Com as suas águas verde-esmeralda, areia fina e bonitos guarda-sóis, a pequena cidade de Mejillones, no norte do Chile, reúne todos os ingredientes de um clássico resort. No entanto, é uma das cinco "zonas de sacrifício" que desafiam a transição energética no país.

Este conceito, que descreve uma área onde a qualidade de vida e o ambiente foram gravemente afetados pela atividade industrial, foi adotado num memorando do Congresso chileno em julho de 2022.

Ao mesmo tempo que lançou um ambicioso plano em 2019 para encerrar as suas 28 centrais termoelétricas a carvão até 2040, incluindo as três atuais em Mejillones, o estado chileno também se comprometeu a restaurar as áreas afetadas.

"A dívida do Chile e os impactos da geração de energia baseada no carvão são consideráveis no contexto da crise climática, mas também pelos impactos que têm nas zonas de sacrifício", afirmou Estefanía González, vice-diretora de campanhas do Greenpeace Andino, sublinhando a sua preocupação com as pessoas destas regiões.

Segundo ela, é necessária uma "transição justa" que não permita apenas abandonar os combustíveis fósseis, mas também "reconverter estes territórios, repará-los e permitir que as atividades que foram afetadas se recuperem ao longo do tempo".

Cancro

No cais do porto pesqueiro desta cidade de 13 mil habitantes no coração do deserto do Atacama, a 1.400 km da capital Santiago, José González descreve o estádio 4 do cancro que sofre.

Mejillones
Mejillones Uma das centrais termoelétricas a carvão de Mejillones créditos: AFP/Rodrigo Arangua

"Há uma poluição imensa aqui", conta este funcionário do porto, atualmente em licença médica, apontando o dedo a uma série de empresas ligadas à indústria química e outras centrais de carvão que surgiram na região às margens do oceano Pacífico.

Não é fácil para os moradores que vivem nestas áreas poluídas comprovar que a contaminação está ligada ao cancro de que sofrem.

"Pode levar muitos anos até que se perceba", explicou à AFP Michel Marín, presidente da Faculdade de Medicina de Antofagasta, que pede que as empresas realizem estudos aprofundados para demonstrar que as suas atividades não representam risco à saúde.

"A história repete-se" de outras formas, enfatiza o cirurgião, citando a contaminação por chumbo ou amianto.
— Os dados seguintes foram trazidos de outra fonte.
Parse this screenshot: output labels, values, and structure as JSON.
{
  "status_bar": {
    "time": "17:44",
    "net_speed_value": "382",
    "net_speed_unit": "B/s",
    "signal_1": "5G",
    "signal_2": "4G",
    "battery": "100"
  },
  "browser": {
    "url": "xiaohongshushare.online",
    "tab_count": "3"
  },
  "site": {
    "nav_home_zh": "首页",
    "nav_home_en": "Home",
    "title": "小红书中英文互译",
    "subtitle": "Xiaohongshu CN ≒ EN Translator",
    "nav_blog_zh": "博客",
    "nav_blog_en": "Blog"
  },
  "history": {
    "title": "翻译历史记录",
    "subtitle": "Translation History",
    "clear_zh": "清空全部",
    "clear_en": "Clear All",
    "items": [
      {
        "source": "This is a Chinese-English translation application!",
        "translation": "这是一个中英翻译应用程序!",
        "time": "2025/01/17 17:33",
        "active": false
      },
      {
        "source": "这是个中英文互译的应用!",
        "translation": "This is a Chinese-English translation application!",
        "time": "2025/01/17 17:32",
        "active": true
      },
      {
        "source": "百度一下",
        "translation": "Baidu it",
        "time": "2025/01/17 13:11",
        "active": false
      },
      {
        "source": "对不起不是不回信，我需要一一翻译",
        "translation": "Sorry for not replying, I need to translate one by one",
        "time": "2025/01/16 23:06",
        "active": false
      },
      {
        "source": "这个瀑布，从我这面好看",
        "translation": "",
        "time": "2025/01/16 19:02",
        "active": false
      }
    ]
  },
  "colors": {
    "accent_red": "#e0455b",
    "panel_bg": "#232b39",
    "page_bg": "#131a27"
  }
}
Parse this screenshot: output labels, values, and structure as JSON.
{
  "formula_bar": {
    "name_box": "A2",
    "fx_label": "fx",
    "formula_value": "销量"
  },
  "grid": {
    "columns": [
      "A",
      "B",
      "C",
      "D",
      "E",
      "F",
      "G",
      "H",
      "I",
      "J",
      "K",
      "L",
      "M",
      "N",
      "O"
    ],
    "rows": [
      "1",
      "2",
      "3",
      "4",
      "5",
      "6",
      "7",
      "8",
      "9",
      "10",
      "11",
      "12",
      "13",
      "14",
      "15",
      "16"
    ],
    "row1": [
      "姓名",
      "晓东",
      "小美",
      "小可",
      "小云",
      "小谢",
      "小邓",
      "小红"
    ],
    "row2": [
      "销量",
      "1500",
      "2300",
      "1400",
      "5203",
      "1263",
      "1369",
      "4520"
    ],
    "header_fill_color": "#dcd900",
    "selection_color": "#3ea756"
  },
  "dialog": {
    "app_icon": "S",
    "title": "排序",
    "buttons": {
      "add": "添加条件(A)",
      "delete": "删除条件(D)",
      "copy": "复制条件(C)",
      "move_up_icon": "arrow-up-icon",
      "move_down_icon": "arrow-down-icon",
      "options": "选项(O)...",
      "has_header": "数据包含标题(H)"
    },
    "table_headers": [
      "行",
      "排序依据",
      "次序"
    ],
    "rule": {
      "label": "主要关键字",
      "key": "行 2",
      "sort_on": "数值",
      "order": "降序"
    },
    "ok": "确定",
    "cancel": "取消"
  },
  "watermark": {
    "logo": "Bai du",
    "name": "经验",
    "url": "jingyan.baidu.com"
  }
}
A queima de carvão liberta muitas substâncias químicas nocivas. Embora a instalação de filtros contribuam para a redução destas emissões, ainda há "poluição porque os parques de carbono são abertos", afirma o conselheiro Manuel Monardes Rojas, destacando a distância entre a zona industrial e a cidade costeira, que segundo ele é uma "área limpa".

"Menos espécies"

Neste verão chileno, poucos banhistas enfrentam as águas frias da baía, enquanto alguns turistas descansam sob guarda-sóis de palha.

Para José Sánchez, secretário do sindicato dos pescadores artesanais de Mejillones, o setor vive uma situação desesperante. "O fundo do mar está contaminado, há menos espécies, menos moluscos, perdemos tudo. A baía está morta", lamenta, enfatizando que das 300 pessoas que trabalhavam ali, atualmente resta apenas metade.

Um estudo realizado em 2019 e financiado pela região de Antofagasta demonstrou a presença significativa de metais pesados e matéria orgânica na baía devido ao despejo de resíduos industriais e águas residuais.

Assim como determinar a causa dos casos de cancro na população pode levar anos, também não será fácil obrigar as empresas a repararem os danos ambientais causados pelas suas instalações.

As centrais a carvão mais antigas "não têm a obrigação juridicamente vinculativa de assumir a responsabilidade pelas consequências ambientais" das suas atividades, afirmou o Ministro da Energia chileno, Diego Pardow, numa recente reunião com a imprensa francesa em Santiago.

"Isto faz parte do desafio que temos que alcançar agora. Que não seja simplesmente desligar um interruptor, mas assumir a responsabilidade de tudo o que isso implica", acrescentou.